Togo/ Tolérance zéro à tout acte contre nature,la SAFER un modèle

Dans ce contexte d’hostilité financière due à la COVID-19, les mauvaises pratiques n’ont pas leur place dans le plan de relèvement économique au Togo. La perte de repères et de valeurs a tellement poussé les racines qu’on a toujours l’impression à avoir la science infuse pour contourner les dispositifs même  les plus sophistiqués. Ce qui n’est toujours pas évident et deux agents de la SAFER l’ont appris à leurs dépens. La SAFER a apprivoisé de nouvelles règles pour décourager les mauvais comportements en témoigne la modernité des postes de péage et au regard des travaux en cours d’exécution le seront davantage .En ce qui concerne le Directeur de la Société Autonome de Financement de l’Entretien Routier(SAFER) Monsieur Atoute Outchantcha Awina il a su définir sans répit ses priorités peu importe sa facture salée qui à son temps avait suscité des critiques .Tous les postes péages sont sous vidéo-surveillance, équipé de détecteurs sophistiqués de faux billets etc. Le tout sous le contrôle permanant et avisé des Forces de l’Ordre et de sécurité. Une modernité qui n’a rien à envier du dispositif des  pays du Nord .Quand on est dépositaire de l’autorité publique dans l’exercice de certaines attributions, le devoir d’exemplarité appel la finesse des actions. Aujourd’hui dans l’imaginaire collectif des togolais les usages de ce dispositif lui donne raison au regard des bénéfices engrangés.

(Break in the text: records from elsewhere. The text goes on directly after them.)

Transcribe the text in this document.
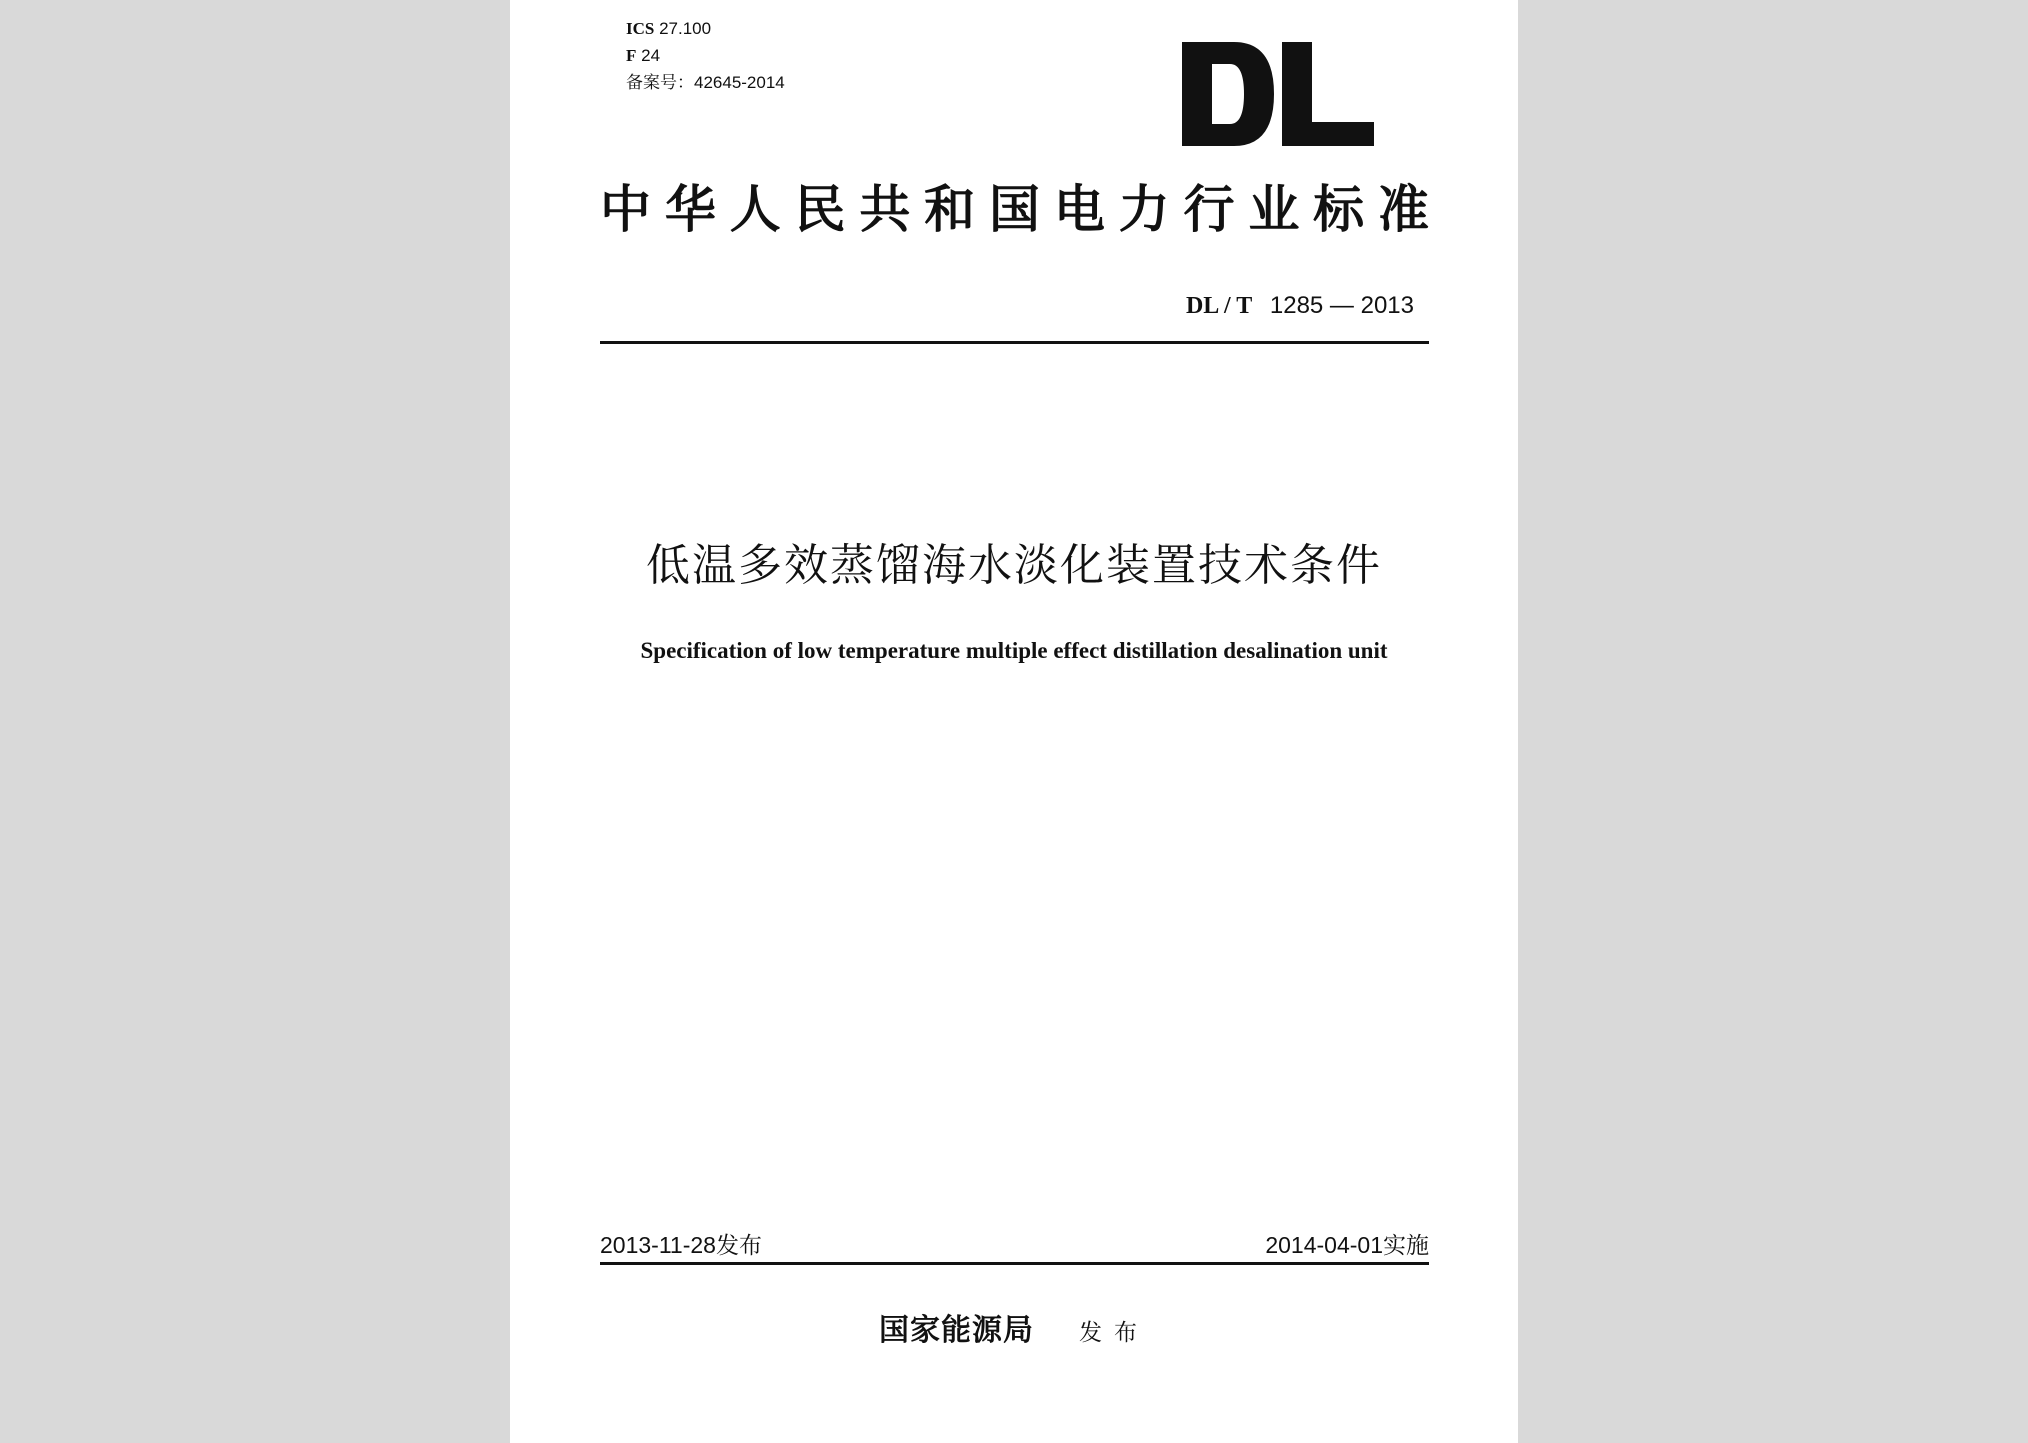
ICS 27.100
F 24
备案号：42645-2014
中华人民共和国电力行业标准
DL / T 1285 — 2013
低温多效蒸馏海水淡化装置技术条件
Specification of low temperature multiple effect distillation desalination unit
2013-11-28发布	2014-04-01实施
国家能源局 发布
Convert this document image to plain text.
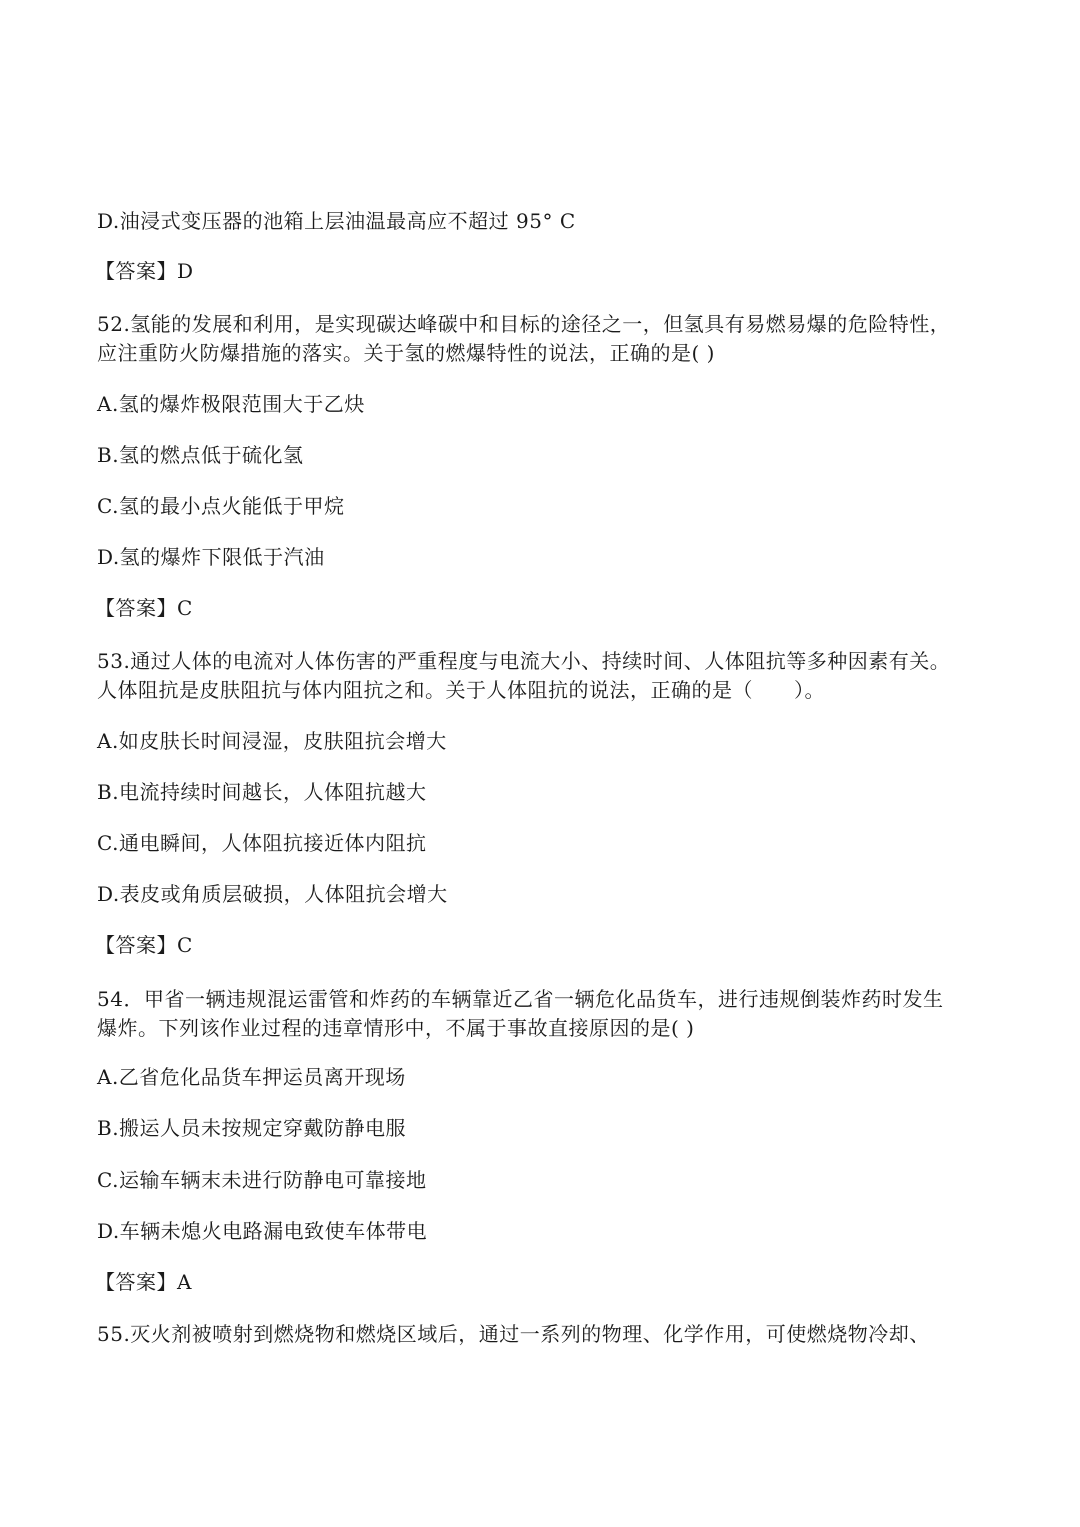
D.油浸式变压器的池箱上层油温最高应不超过 95° C
【答案】D
52.氢能的发展和利用，是实现碳达峰碳中和目标的途径之一，但氢具有易燃易爆的危险特性，
应注重防火防爆措施的落实。关于氢的燃爆特性的说法，正确的是( )
A.氢的爆炸极限范围大于乙炔
B.氢的燃点低于硫化氢
C.氢的最小点火能低于甲烷
D.氢的爆炸下限低于汽油
【答案】C
53.通过人体的电流对人体伤害的严重程度与电流大小、持续时间、人体阻抗等多种因素有关。
人体阻抗是皮肤阻抗与体内阻抗之和。关于人体阻抗的说法，正确的是（　　）。
A.如皮肤长时间浸湿，皮肤阻抗会增大
B.电流持续时间越长，人体阻抗越大
C.通电瞬间，人体阻抗接近体内阻抗
D.表皮或角质层破损，人体阻抗会增大
【答案】C
54．甲省一辆违规混运雷管和炸药的车辆靠近乙省一辆危化品货车，进行违规倒装炸药时发生
爆炸。下列该作业过程的违章情形中，不属于事故直接原因的是( )
A.乙省危化品货车押运员离开现场
B.搬运人员未按规定穿戴防静电服
C.运输车辆末未进行防静电可靠接地
D.车辆未熄火电路漏电致使车体带电
【答案】A
55.灭火剂被喷射到燃烧物和燃烧区域后，通过一系列的物理、化学作用，可使燃烧物冷却、
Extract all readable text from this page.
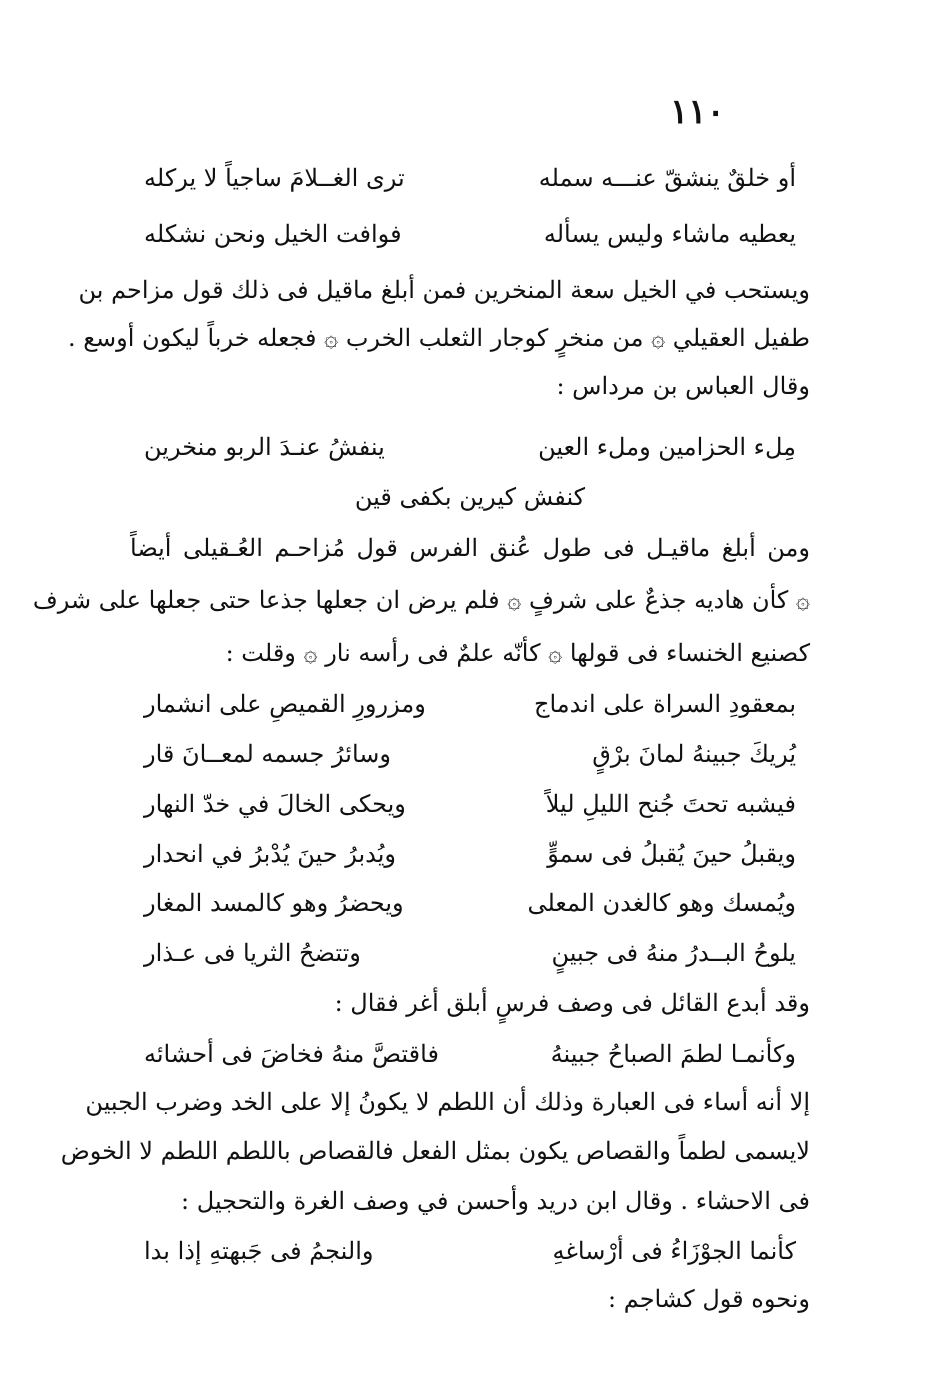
١١٠
أو خلقٌ ينشقّ عنـــه سمله
ترى الغــلامَ ساجياً لا يركله
يعطيه ماشاء وليس يسأله
فوافت الخيل ونحن نشكله
ويستحب في الخيل سعة المنخرين فمن أبلغ ماقيل فى ذلك قول مزاحم بن
طفيل العقيلي ۞ من منخرٍ كوجار الثعلب الخرب ۞ فجعله خرباً ليكون أوسع .
وقال العباس بن مرداس :
مِلء الحزامين وملء العين
ينفشُ عنـدَ الربو منخرين
كنفش كيرين بكفى قين
ومن أبلغ ماقيـل فى طول عُنق الفرس قول مُزاحـم العُـقيلى أيضاً
۞ كأن هاديه جذعٌ على شرفٍ ۞ فلم يرض ان جعلها جذعا حتى جعلها على شرف
كصنيع الخنساء فى قولها ۞ كأنّه علمٌ فى رأسه نار ۞ وقلت :
بمعقودِ السراة على اندماج
ومزرورِ القميصِ على انشمار
يُريكَ جبينهُ لمانَ برْقٍ
وسائرُ جسمه لمعــانَ قار
فيشبه تحتَ جُنح الليلِ ليلاً
ويحكى الخالَ في خدّ النهار
ويقبلُ حينَ يُقبلُ فى سموٍّ
ويُدبرُ حينَ يُدْبرُ في انحدار
ويُمسك وهو كالغدن المعلى
ويحضرُ وهو كالمسد المغار
يلوحُ البــدرُ منهُ فى جبينٍ
وتتضحُ الثريا فى عـذار
وقد أبدع القائل فى وصف فرسٍ أبلق أغر فقال :
وكأنمـا لطمَ الصباحُ جبينهُ
فاقتصَّ منهُ فخاضَ فى أحشائه
إلا أنه أساء فى العبارة وذلك أن اللطم لا يكونُ إلا على الخد وضرب الجبين
لايسمى لطماً والقصاص يكون بمثل الفعل فالقصاص باللطم اللطم لا الخوض
فى الاحشاء . وقال ابن دريد وأحسن في وصف الغرة والتحجيل :
كأنما الجوْزَاءُ فى أرْساغهِ
والنجمُ فى جَبهتهِ إذا بدا
ونحوه قول كشاجم :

Le 24 juillet dernier au poste péage de Sotouboua ,un fait qui n’est pas nouveau mais a suscité de vives inquiétudes au regard de sa fréquence successif sur la vacation de la cabine au gros porteurs sur une chaine de camions faisant le trajet Lomé vers le septentrion. Quatre chauffeurs de gros porteurs ont été signifiés du non authentification des billets de cinq mille franc (5000) dont il était en possession pour s’acquitter de leur taxe péage ceci bien sûr après le rejet des détecteurs de faux billets installés dans chaque cabine de péage pour la cause. Un coutumier exercice vu la rigueur de la SAFER qui fait endosser de facto au caissier percepteur  la charge d’une perception par inadvertance. Ce que réfutait ses usagers (les chauffeurs des 4 gros porteurs) qui arguait   unanimement l’avoir perçu au précèdent poste péage qui se trouve être le poste péage de Davié «…. c’est le reliquat des 10000 perçu au poste de péage de Davié » à laisser entendre un camionneur.  De grandes inquiétudes sont ouvertement exprimées par le Chef Péage de Sotouboua  qui se trouve être dans la hiérarchie de la SAFER le répondant de tout acte jugé inapproprié à ce postes péages comme d’ailleurs tout autres. Il alerte la Direction de cette situation qui risque de ternir l’image de la SAFER si l’on ne situe pas les responsabilités. La direction a fait des recoupements facilités par les Visio-surveillances du Poste Péage mis à l’index(Poste de Davié).

Ce recoupement a permis d’identifier deux comportements suspects et répété au cours de la vacation du 24 juillet dernier de deux caissiers .Les deux suspects ont été invité à la Direction pour quelques interrogations de routines .Loin de passer aux aveux, ses mis en cause se sont plutôt ravisés à position initiale sur ses comportements abject et désobligeants .Pour approfondir l’interrogatoire et les recherches, la SAFER a saisi la Gendarmerie de Tsévié.

Cette saisine a permis de déceler  un réseau dont six personnes ont été à leur tour interpellé. Si la responsabilité de ses deux mis en cause est établi par l’enquête préliminaire, la SAFER entrevoit porter plainte .Ses actes sont  des manquements à la déontologie, à l’éthique  et à des valeurs d’intégrité dont les traits caractéristiques font la noblesse de la SAFER sous bonne conduite du Directeur Otchantcha.

Aux dernières nouvelles  Il s’agit selon les informations, de 5 togolais et 1 béninois auteurs et complices qui selon la gendarmerie, ont fait circuler des faux billets de 5 et 10 milles F CFA au cours du mois de juillet. Les investigations et perquisitions aux domiciles des présumés malfrats ont en effet permis aux éléments de la gendarmerie de découvrir au total 63 billets de 5000 FCFA, 1 billet de 10 000 FCFA, 1 billet de 2000 FCFA, 1 paire de menottes et 1 veste de tenue treillis.  Il ressort selon les enquêtes que les billets sont commandés depuis le Bénin, et transportés à Lomé par d’autres membres du réseau pour les remettre aux deux agents de la SAFER.